Habían pasado siete años desde la última vez que lo vio, pero ella lo había reconocido inmediatamente. Era imposible no hacerlo cuando los rasgos de él estaban tan profundamente grabados en sus sentimientos. Tan profundamente que las heridas causadas aún no habían curado. Pau se dijo que todo esto era una tontería. Pedro ya no tenía poder alguno sobre ella. Por eso estaba allí, para demostrárselo.
–No había necesidad alguna de que vinieras a buscarme –le dijo, obligándose a levantar la cabeza para mirarlo a los ojos. Los ojos que, en el pasado, la habían mirado de un modo que habían destruido por completo su orgullo y el respeto por sí misma.
Sintió de nuevo un nudo en el estómago al observar el altivo y aristocrático perfil de un hombre demasiado guapo y demasiado arrogante. La boca de Pedro reflejó un gesto de desdén al mirarla.
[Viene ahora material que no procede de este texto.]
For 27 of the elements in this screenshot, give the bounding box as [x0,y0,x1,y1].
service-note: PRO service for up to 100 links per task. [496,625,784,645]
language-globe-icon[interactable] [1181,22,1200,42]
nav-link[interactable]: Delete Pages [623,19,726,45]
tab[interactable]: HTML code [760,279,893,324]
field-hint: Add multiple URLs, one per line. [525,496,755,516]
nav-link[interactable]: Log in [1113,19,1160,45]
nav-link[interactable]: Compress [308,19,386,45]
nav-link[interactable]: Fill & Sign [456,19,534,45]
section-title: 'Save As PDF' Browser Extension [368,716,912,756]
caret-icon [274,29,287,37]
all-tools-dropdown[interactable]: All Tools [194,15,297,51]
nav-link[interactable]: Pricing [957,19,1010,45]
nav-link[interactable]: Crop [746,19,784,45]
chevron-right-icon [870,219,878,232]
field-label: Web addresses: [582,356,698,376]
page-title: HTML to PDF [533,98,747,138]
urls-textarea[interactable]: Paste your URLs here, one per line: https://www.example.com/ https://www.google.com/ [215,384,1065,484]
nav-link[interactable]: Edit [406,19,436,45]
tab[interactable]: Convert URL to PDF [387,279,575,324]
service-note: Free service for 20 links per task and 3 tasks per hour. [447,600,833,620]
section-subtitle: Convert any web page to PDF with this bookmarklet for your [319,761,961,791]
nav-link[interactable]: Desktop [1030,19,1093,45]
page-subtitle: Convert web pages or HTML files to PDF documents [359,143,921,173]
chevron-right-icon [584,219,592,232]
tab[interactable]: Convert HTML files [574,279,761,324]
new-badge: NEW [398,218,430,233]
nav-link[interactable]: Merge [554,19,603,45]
El sol de media tarde se le reflejaba en el oscuro cabello. Paula no era una mujer baja de estatura, pero tenía que levantar bien la cabeza para mirarlo a los ojos. Sus ojos azules adquirieron un tono violeta al encontrarse con la mirada que los de él le estaban dedicando.
A pesar de estar cansada por el viaje y del calor que tenía, resistió la tentación de recogerse la espesa melena rubia. Notaba que se le estaba empezando a rizar alrededor del rostro, dejando en nada el esfuerzo que ella había hecho para darle una lisa y elegante apariencia. Por supuesto, su aspecto jamás podría competir con la verdadera elegancia de las mujeres que siempre rodeaban a Pedro. A Paula le gustaba la ropa informal e iba vestida con un par de vaqueros y una camiseta de algodón. La chaqueta que había llevado puesta antes de embarcar en el Reino Unido había desaparecido en el interior de su equipaje de mano.